A Boom-to-Bust Year for IPOs
by George E. Nichols | 12-18-00 | Morningstar

In a famous scene from the movie Titanic, Leonardo DiCaprio's character exclaims "I'm the king of the world!" while hanging off the bow of the ship. By the end of the flick, however, his corpse sinks unceremoniously to the bottom of the ocean. Similarly, IPOs were seen by many as the king of the investing world in early 2000, but the Nasdaq crash cooled investors' ardor and caused the IPO market to sink like a stone.

A circuslike atmosphere predominated in the early part of the year--several new issues quadrupled in price during their first few minutes of frenzied trading. Investors emboldened by a soaring tech market clamored for a piece of young startups. In doing so, investors increasingly shouldered the risks normally associated with venture capitalism.

Then the bubble burst. The ensuing hangover has been painful for investors: The Bloomberg IPO Index is down 57% from its March peak. For the last two months of the year, the number of withdrawals and postponements handily outpaced the number of debuts.

One hallmark of the IPO market--a moon-shot opening--is increasingly rare. That is actually positive news. As we've pointed out numerous times, ordinary investors often lose their shirts chasing these gains.

There were more than 350 offerings during the year, and we've tried to highlight the gems while steering investors away from the losers. Now it's time to review our best and worst calls (from myself and fellow Morningstar.com analysts).

Let me start off with a mea culpa: My take on Krispy Kreme (KREM) was off by a country mile. In March, I told investors not to expect much from the offering. Then, in July, I argued it was overpriced at more than 100 times earnings. But this gravity-defying purveyor of doughnuts now trades 250% above its IPO price. Call me stubborn, but I still think investors should buy KK's tasty treats rather than its inflated stock. As Morningstar.com analyst Corey McElveen points out, the stock doesn't merit such a huge premium to the restaurant industry average P/E of 22.

And back in April, I screened for the best buys among recently completed offerings. I gave kudos to three tech-related stocks, Breakaway Solutions (BWAY) among them. Since then, Breakaway is breaking shareholders' backs, down 93%. Oops--I didn't anticipate the incineration of the e-consulting market. Unfortunately for Breakaway, an industry recovery isn't on the immediate horizon.

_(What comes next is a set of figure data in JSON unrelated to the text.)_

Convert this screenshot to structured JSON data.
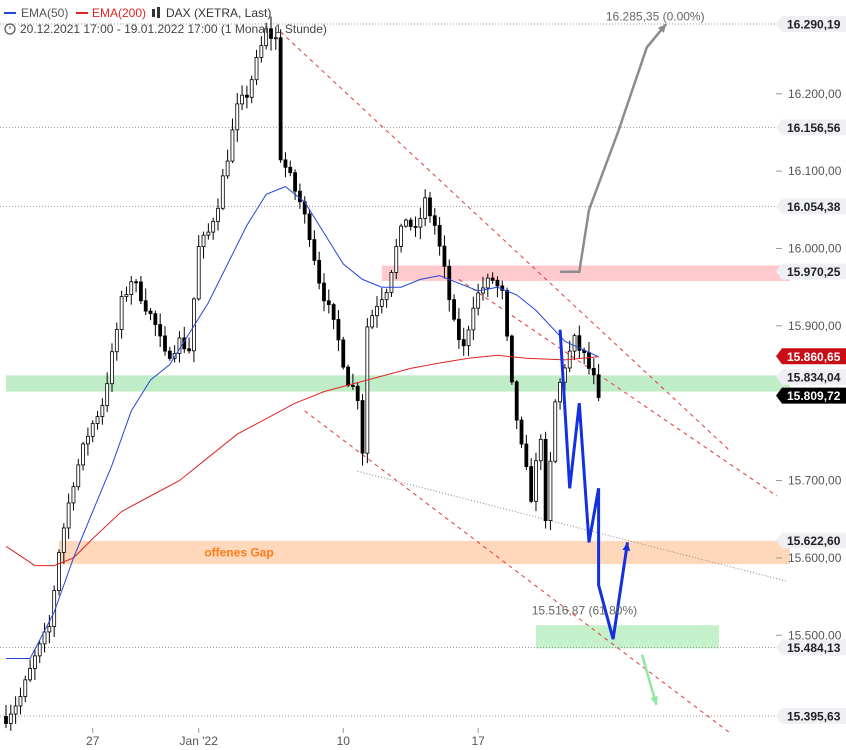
{
  "legend": {
    "ema50_label": "EMA(50)",
    "ema200_label": "EMA(200)",
    "instrument": "DAX (XETRA, Last)",
    "range_text": "20.12.2021 17:00 - 19.01.2022 17:00  (1 Monat, 1 Stunde)"
  },
  "colors": {
    "candle": "#000000",
    "ema50": "#2447d8",
    "ema200": "#e02424",
    "projection_blue": "#1431e0",
    "projection_gray": "#8c8c8c",
    "projection_green": "#90e8a0",
    "resistance_zone": "#ffc4c8",
    "support_zone": "#b9eac2",
    "gap_zone": "#ffd3b3",
    "target_zone": "#bfefc4",
    "channel": "#e23a3a",
    "tag_bg": "#eef0f3",
    "tag_price": "#000000",
    "tag_ema200": "#c90c16"
  },
  "chart_data": {
    "type": "candlestick",
    "title": "DAX (XETRA, Last)",
    "timeframe": "1 Stunde",
    "period": "20.12.2021 17:00 - 19.01.2022 17:00",
    "ylim": [
      15375,
      16300
    ],
    "y_ticks": [
      "16.200,00",
      "16.100,00",
      "16.000,00",
      "15.900,00",
      "15.700,00",
      "15.600,00",
      "15.500,00"
    ],
    "x_ticks": [
      {
        "label": "27",
        "index": 18
      },
      {
        "label": "Jan '22",
        "index": 40
      },
      {
        "label": "10",
        "index": 70
      },
      {
        "label": "17",
        "index": 98
      }
    ],
    "candles_count": 124,
    "path": [
      [
        0,
        15395
      ],
      [
        3,
        15420
      ],
      [
        6,
        15470
      ],
      [
        9,
        15510
      ],
      [
        11,
        15610
      ],
      [
        14,
        15700
      ],
      [
        17,
        15760
      ],
      [
        20,
        15800
      ],
      [
        22,
        15860
      ],
      [
        24,
        15930
      ],
      [
        26,
        15960
      ],
      [
        28,
        15940
      ],
      [
        31,
        15900
      ],
      [
        33,
        15860
      ],
      [
        36,
        15880
      ],
      [
        38,
        15870
      ],
      [
        40,
        16000
      ],
      [
        42,
        16020
      ],
      [
        44,
        16060
      ],
      [
        46,
        16120
      ],
      [
        48,
        16180
      ],
      [
        50,
        16200
      ],
      [
        52,
        16240
      ],
      [
        54,
        16280
      ],
      [
        56,
        16270
      ],
      [
        57,
        16120
      ],
      [
        59,
        16090
      ],
      [
        61,
        16060
      ],
      [
        63,
        16020
      ],
      [
        65,
        15960
      ],
      [
        67,
        15920
      ],
      [
        69,
        15880
      ],
      [
        71,
        15830
      ],
      [
        73,
        15810
      ],
      [
        74,
        15740
      ],
      [
        75,
        15900
      ],
      [
        77,
        15930
      ],
      [
        79,
        15950
      ],
      [
        81,
        16000
      ],
      [
        83,
        16040
      ],
      [
        85,
        16020
      ],
      [
        87,
        16060
      ],
      [
        89,
        16030
      ],
      [
        91,
        15970
      ],
      [
        93,
        15900
      ],
      [
        95,
        15870
      ],
      [
        97,
        15930
      ],
      [
        99,
        15950
      ],
      [
        101,
        15960
      ],
      [
        103,
        15940
      ],
      [
        105,
        15820
      ],
      [
        107,
        15740
      ],
      [
        109,
        15680
      ],
      [
        111,
        15760
      ],
      [
        112,
        15640
      ],
      [
        114,
        15800
      ],
      [
        116,
        15850
      ],
      [
        118,
        15880
      ],
      [
        120,
        15860
      ],
      [
        122,
        15830
      ],
      [
        123,
        15800
      ]
    ],
    "ema50": [
      [
        0,
        15470
      ],
      [
        5,
        15470
      ],
      [
        10,
        15530
      ],
      [
        14,
        15600
      ],
      [
        18,
        15660
      ],
      [
        22,
        15720
      ],
      [
        26,
        15790
      ],
      [
        30,
        15830
      ],
      [
        34,
        15850
      ],
      [
        38,
        15890
      ],
      [
        42,
        15930
      ],
      [
        46,
        15980
      ],
      [
        50,
        16030
      ],
      [
        54,
        16070
      ],
      [
        58,
        16080
      ],
      [
        62,
        16060
      ],
      [
        66,
        16020
      ],
      [
        70,
        15980
      ],
      [
        74,
        15960
      ],
      [
        78,
        15950
      ],
      [
        82,
        15950
      ],
      [
        86,
        15960
      ],
      [
        90,
        15965
      ],
      [
        94,
        15955
      ],
      [
        98,
        15945
      ],
      [
        102,
        15950
      ],
      [
        106,
        15940
      ],
      [
        110,
        15920
      ],
      [
        116,
        15880
      ],
      [
        123,
        15860
      ]
    ],
    "ema200": [
      [
        0,
        15615
      ],
      [
        6,
        15590
      ],
      [
        10,
        15590
      ],
      [
        14,
        15600
      ],
      [
        18,
        15625
      ],
      [
        24,
        15660
      ],
      [
        30,
        15680
      ],
      [
        36,
        15700
      ],
      [
        42,
        15730
      ],
      [
        48,
        15760
      ],
      [
        54,
        15780
      ],
      [
        60,
        15800
      ],
      [
        66,
        15815
      ],
      [
        72,
        15825
      ],
      [
        78,
        15835
      ],
      [
        84,
        15845
      ],
      [
        90,
        15852
      ],
      [
        96,
        15858
      ],
      [
        102,
        15862
      ],
      [
        108,
        15858
      ],
      [
        116,
        15856
      ],
      [
        123,
        15860
      ]
    ],
    "price_tags": [
      {
        "label": "16.290,19",
        "value": 16290.19,
        "kind": "price"
      },
      {
        "label": "16.156,56",
        "value": 16156.56,
        "kind": "price"
      },
      {
        "label": "16.054,38",
        "value": 16054.38,
        "kind": "price"
      },
      {
        "label": "15.970,25",
        "value": 15970.25,
        "kind": "price"
      },
      {
        "label": "15.860,65",
        "value": 15860.65,
        "kind": "ema200"
      },
      {
        "label": "15.834,04",
        "value": 15834.04,
        "kind": "price"
      },
      {
        "label": "15.809,72",
        "value": 15809.72,
        "kind": "last"
      },
      {
        "label": "15.622,60",
        "value": 15622.6,
        "kind": "price"
      },
      {
        "label": "15.484,13",
        "value": 15484.13,
        "kind": "price"
      },
      {
        "label": "15.395,63",
        "value": 15395.63,
        "kind": "price"
      }
    ],
    "reference_lines": [
      16290.19,
      16156.56,
      16054.38,
      15484.13,
      15395.63
    ],
    "zones": [
      {
        "name": "resistance",
        "from_index": 78,
        "from": 15958,
        "to": 15978
      },
      {
        "name": "support",
        "from_index": 0,
        "from": 15815,
        "to": 15836
      },
      {
        "name": "gap",
        "label": "offenes Gap",
        "from_index": 11,
        "from": 15592,
        "to": 15622
      },
      {
        "name": "target",
        "from_index": 110,
        "to_index": 148,
        "from": 15483,
        "to": 15513
      }
    ],
    "annotations": [
      {
        "text": "16.285,35 (0.00%)",
        "index": 145,
        "value": 16291
      },
      {
        "text": "15.516,87 (61.80%)",
        "index": 131,
        "value": 15523
      }
    ],
    "channel_lines": [
      {
        "from": [
          57,
          16280
        ],
        "to": [
          150,
          15740
        ]
      },
      {
        "from": [
          94,
          15960
        ],
        "to": [
          160,
          15680
        ]
      },
      {
        "from": [
          62,
          15790
        ],
        "to": [
          150,
          15375
        ]
      }
    ],
    "trend_line": {
      "from": [
        73,
        15712
      ],
      "to": [
        162,
        15570
      ]
    },
    "projections": [
      {
        "color": "gray",
        "points": [
          [
            115,
            15970
          ],
          [
            119,
            15970
          ],
          [
            121,
            16050
          ],
          [
            127,
            16150
          ],
          [
            133,
            16260
          ],
          [
            137,
            16290
          ]
        ]
      },
      {
        "color": "blue",
        "points": [
          [
            115,
            15895
          ],
          [
            117,
            15690
          ],
          [
            119,
            15800
          ],
          [
            121,
            15620
          ],
          [
            123,
            15690
          ],
          [
            123,
            15565
          ],
          [
            126,
            15495
          ],
          [
            129,
            15620
          ]
        ]
      },
      {
        "color": "green",
        "points": [
          [
            132,
            15475
          ],
          [
            135,
            15410
          ]
        ]
      }
    ]
  }
}
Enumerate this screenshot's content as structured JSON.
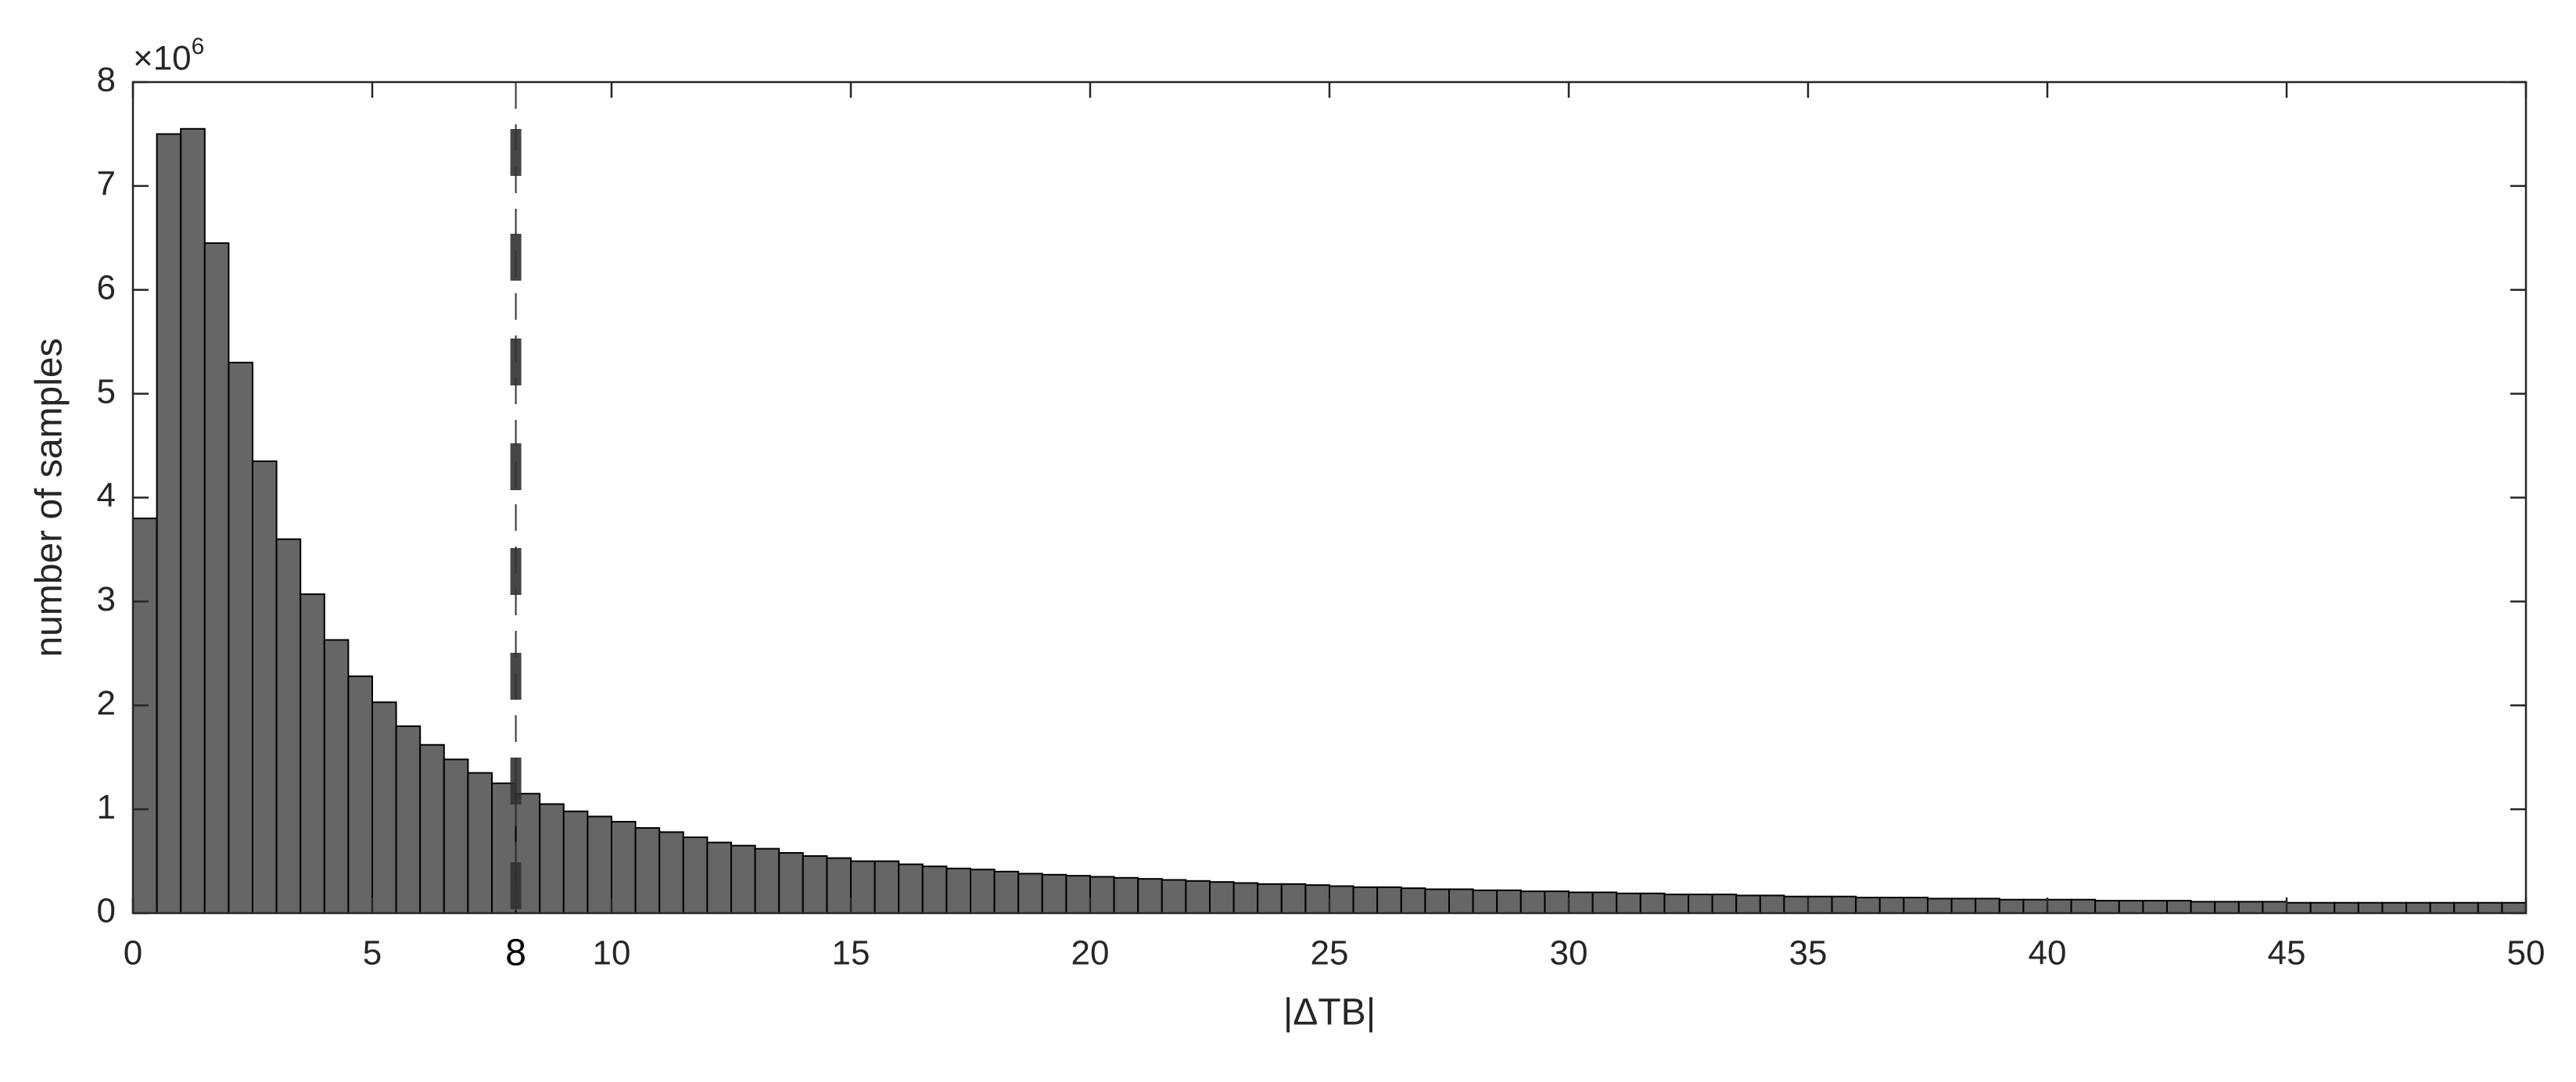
{
  "chart_data": {
    "type": "histogram",
    "x_label": "|ΔTB|",
    "y_label": "number of samples",
    "y_multiplier": {
      "base": "×10",
      "exponent": "6"
    },
    "bins": [
      0,
      0.5,
      1,
      1.5,
      2,
      2.5,
      3,
      3.5,
      4,
      4.5,
      5,
      5.5,
      6,
      6.5,
      7,
      7.5,
      8,
      8.5,
      9,
      9.5,
      10,
      10.5,
      11,
      11.5,
      12,
      12.5,
      13,
      13.5,
      14,
      14.5,
      15,
      15.5,
      16,
      16.5,
      17,
      17.5,
      18,
      18.5,
      19,
      19.5,
      20,
      20.5,
      21,
      21.5,
      22,
      22.5,
      23,
      23.5,
      24,
      24.5,
      25,
      25.5,
      26,
      26.5,
      27,
      27.5,
      28,
      28.5,
      29,
      29.5,
      30,
      30.5,
      31,
      31.5,
      32,
      32.5,
      33,
      33.5,
      34,
      34.5,
      35,
      35.5,
      36,
      36.5,
      37,
      37.5,
      38,
      38.5,
      39,
      39.5,
      40,
      40.5,
      41,
      41.5,
      42,
      42.5,
      43,
      43.5,
      44,
      44.5,
      45,
      45.5,
      46,
      46.5,
      47,
      47.5,
      48,
      48.5,
      49,
      49.5,
      50
    ],
    "values": [
      3.8,
      7.5,
      7.55,
      6.45,
      5.3,
      4.35,
      3.6,
      3.07,
      2.63,
      2.28,
      2.03,
      1.8,
      1.62,
      1.48,
      1.35,
      1.25,
      1.15,
      1.05,
      0.98,
      0.93,
      0.88,
      0.82,
      0.78,
      0.73,
      0.68,
      0.65,
      0.62,
      0.58,
      0.55,
      0.53,
      0.5,
      0.5,
      0.47,
      0.45,
      0.43,
      0.42,
      0.4,
      0.38,
      0.37,
      0.36,
      0.35,
      0.34,
      0.33,
      0.32,
      0.31,
      0.3,
      0.29,
      0.28,
      0.28,
      0.27,
      0.26,
      0.25,
      0.25,
      0.24,
      0.23,
      0.23,
      0.22,
      0.22,
      0.21,
      0.21,
      0.2,
      0.2,
      0.19,
      0.19,
      0.18,
      0.18,
      0.18,
      0.17,
      0.17,
      0.16,
      0.16,
      0.16,
      0.15,
      0.15,
      0.15,
      0.14,
      0.14,
      0.14,
      0.13,
      0.13,
      0.13,
      0.13,
      0.12,
      0.12,
      0.12,
      0.12,
      0.11,
      0.11,
      0.11,
      0.11,
      0.1,
      0.1,
      0.1,
      0.1,
      0.1,
      0.1,
      0.1,
      0.1,
      0.1,
      0.1
    ],
    "color": "#666666",
    "threshold": 8,
    "xlim": [
      0,
      50
    ],
    "xticks": [
      0,
      5,
      10,
      15,
      20,
      25,
      30,
      35,
      40,
      45,
      50
    ],
    "ylim": [
      0,
      8
    ],
    "yticks": [
      0,
      1,
      2,
      3,
      4,
      5,
      6,
      7,
      8
    ]
  }
}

Lest you think we're just contrary indicators, we've also made plenty of good calls. Along with Breakaway, I made a case for Avanex (AVNX) and Homestore.com (HOMS). Since then, the Nasdaq has nose-dived 25%, but these two firms are swimming against the tide. Avanex and Homestore.com have risen 42% and 25%, respectively.

Among unattractive IPOs, I skewered America Online-Latin America (AOLA) in a July preview. It met with a cold reception and the stock continues to make a beeline for the floor. Problems include management turnover, pricing pressures, and the company's late entry into its markets. AOL-LA is much cheaper than when I previewed it, but not nearly cheap enough.

I also have to tip my hat to a couple of colleagues. Morningstar.com stock director Pat Dorsey panned Fairmarket (FAIM) and warned about Buy.com's (BUYX) "laughable business model". These hot IPOs now languish in penny-stock territory. The lesson to be learned (which should've been obvious from the get-go) is that it doesn't pay to ignore a "going concern" warning from a company's auditors. And always be skeptical of any business with razor-thin (or negative) gross margins (for example, PeoplePC (PEOP) and eMachines (EEEE).

A review of the year in IPOs wouldn't be complete without tackling the biggest of the bunch: AT&T Wireless (AWE). Todd Bernier, Morningstar.com's wireless analyst, outlined reasons to avoid the tracking stock. Sure enough, the company had a lackluster debut and shed a third of its value in its first six months of trading. Recently, AT&T indicated its wireless tracking stock will be spun out as an independent entity. On the basis of this good news, and AT&T Wireless' strong business fundamentals, Bernier now believes the stock is undervalued. Indeed, we consider this stock to be among few recent IPOs worth a look right now.

[Note: This story originally contained now-inactive links, which have been edited out for readability.]